Photo-graphies et un peu plus…

Se perdre dans une ville inconnue est un vrai délice. Enfin, se perdre… Je m’entends… La découvrir sans plan, sans idée préconçue, sans s’imposer de visiter tel ou tel lieu supposé emblématique comme il l’est dit à la page 32 de notre guide, la découvrir sans la pression du temps qui passe et ce souci qu’il fait naître de tout voir, surtout ce qui est « à voir »… Chaque croisement conduit alors à une unique question : gauche ou droite ? Un véritable apprentissage du choix, s’appuyant sur des raisons différentes à chaque fois selon l’humeur du coin : la mer au bout, du monde qui passe, un reflet d’arc en ciel dans une fenêtre, l’étroitesse d’une rue, des enfants qui jouent, une étrange vitrine, un rideau rouge flottant au vent, jusqu’à rien… Oui, visiter une ville en ne choisissant d’aller que dans les rues où il n’y a personne. La quête de solitude peut en effet être un objectif du promeneur faussement égaré…

Se balader dans une ville inconnue, sans autre but que celle de la parcourir, c’est un peu comme se promener sur les lignes de sa main… sur sa ligne de vie en l’occurrence… On ne sait pas trop où on va, on ne sait pas, qui d’elle ou de la vie, nous conduit vraiment… Elle est là, apparemment bien droite, bien marquée, bien longue, évidente.

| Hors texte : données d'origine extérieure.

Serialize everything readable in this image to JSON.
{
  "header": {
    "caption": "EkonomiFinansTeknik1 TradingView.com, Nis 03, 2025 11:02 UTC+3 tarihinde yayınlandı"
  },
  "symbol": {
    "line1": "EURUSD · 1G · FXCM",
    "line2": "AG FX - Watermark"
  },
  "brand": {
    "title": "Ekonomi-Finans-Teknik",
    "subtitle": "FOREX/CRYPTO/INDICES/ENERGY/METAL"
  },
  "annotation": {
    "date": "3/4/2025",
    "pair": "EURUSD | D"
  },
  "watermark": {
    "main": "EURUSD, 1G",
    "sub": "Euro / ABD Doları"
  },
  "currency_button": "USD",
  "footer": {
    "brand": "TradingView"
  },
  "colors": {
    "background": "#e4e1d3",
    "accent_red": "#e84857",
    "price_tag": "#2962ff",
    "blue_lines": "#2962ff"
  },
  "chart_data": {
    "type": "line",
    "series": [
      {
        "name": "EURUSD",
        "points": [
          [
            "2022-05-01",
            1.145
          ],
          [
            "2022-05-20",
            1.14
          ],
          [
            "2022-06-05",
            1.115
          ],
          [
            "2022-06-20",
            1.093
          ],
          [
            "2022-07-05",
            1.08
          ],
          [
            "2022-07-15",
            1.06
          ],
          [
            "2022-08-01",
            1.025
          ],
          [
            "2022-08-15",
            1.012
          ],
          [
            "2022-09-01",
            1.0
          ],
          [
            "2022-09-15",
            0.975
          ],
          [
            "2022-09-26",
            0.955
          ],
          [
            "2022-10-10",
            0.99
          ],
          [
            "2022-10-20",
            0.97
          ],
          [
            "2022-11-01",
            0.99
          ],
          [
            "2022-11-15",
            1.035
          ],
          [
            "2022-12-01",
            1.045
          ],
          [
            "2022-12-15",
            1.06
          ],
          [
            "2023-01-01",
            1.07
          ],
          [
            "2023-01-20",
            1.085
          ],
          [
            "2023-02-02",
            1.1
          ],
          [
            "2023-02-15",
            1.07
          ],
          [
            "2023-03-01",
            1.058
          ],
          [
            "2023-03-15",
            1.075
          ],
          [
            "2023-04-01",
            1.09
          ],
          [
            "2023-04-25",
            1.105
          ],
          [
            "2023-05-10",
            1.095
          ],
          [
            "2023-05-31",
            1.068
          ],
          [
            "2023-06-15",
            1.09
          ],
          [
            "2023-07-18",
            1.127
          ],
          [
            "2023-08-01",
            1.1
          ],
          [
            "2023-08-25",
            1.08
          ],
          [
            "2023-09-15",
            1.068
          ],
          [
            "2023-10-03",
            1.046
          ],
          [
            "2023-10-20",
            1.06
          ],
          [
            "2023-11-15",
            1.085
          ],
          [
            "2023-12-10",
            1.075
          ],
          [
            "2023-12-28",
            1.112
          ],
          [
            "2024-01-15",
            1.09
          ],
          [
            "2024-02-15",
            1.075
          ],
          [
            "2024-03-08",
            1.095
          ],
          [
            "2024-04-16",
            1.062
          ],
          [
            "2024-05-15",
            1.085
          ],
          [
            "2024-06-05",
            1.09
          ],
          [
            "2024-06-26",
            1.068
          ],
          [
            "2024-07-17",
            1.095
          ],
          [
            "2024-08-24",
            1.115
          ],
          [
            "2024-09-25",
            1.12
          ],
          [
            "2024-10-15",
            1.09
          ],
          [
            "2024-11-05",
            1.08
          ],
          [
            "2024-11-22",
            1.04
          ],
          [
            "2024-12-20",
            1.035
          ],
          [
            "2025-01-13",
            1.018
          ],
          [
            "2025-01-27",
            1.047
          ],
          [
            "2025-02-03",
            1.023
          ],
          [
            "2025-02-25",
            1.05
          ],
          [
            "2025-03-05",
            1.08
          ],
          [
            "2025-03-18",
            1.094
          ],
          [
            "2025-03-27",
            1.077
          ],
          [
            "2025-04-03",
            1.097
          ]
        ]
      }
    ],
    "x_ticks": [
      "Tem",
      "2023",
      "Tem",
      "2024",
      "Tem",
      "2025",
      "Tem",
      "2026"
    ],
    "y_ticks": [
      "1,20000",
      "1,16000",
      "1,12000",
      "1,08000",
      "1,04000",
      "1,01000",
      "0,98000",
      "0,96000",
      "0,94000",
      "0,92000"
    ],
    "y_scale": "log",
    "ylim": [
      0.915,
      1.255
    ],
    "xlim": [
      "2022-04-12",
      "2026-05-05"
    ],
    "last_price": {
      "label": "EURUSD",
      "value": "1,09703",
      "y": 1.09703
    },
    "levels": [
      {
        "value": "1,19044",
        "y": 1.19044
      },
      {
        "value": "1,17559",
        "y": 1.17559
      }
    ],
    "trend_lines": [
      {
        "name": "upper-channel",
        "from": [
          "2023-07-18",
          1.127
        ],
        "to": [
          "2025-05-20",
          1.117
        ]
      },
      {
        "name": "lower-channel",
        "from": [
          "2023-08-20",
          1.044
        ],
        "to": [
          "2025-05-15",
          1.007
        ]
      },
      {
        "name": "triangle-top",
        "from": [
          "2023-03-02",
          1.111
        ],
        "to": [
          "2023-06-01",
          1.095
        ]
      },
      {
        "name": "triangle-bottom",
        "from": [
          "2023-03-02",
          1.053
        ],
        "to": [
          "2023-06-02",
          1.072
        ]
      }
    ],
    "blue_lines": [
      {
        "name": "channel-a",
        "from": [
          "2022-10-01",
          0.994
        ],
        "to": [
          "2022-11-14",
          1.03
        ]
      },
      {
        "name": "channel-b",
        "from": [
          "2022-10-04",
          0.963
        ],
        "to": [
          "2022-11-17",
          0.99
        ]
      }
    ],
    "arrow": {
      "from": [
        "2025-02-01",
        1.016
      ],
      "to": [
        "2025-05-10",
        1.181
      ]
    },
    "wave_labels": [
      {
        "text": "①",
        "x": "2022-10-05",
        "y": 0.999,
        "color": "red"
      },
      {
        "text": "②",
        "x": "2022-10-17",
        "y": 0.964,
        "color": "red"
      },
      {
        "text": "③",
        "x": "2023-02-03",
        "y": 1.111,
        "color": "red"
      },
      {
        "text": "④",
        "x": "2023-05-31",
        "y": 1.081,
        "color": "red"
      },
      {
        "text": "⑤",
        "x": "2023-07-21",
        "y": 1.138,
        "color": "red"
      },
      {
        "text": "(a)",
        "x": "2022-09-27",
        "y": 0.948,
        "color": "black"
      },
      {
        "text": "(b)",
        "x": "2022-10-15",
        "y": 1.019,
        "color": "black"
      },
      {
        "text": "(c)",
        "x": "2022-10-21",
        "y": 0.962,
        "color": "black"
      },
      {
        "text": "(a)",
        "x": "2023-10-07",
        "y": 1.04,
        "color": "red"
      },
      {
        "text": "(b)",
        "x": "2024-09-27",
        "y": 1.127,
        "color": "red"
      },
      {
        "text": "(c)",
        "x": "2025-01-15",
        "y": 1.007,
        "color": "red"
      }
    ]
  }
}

Mais en s’approchant un peu, on aperçoit quelques ramifications. La ligne s’affine, se gondole, s’écourte puis se termine… La marque de nos choix ? Gauche ou droite… Comment savoir sur quelle portion de ligne conduit tel choix ? Et puis, ces choix, ont-ils déjà été faits ou sont-ils à venir ? A ce moment, on se dit qu’il aurait quand même été bien pratique de naître avec une échelle sur la main… Au moins, on aurait eu un indice sur le moment…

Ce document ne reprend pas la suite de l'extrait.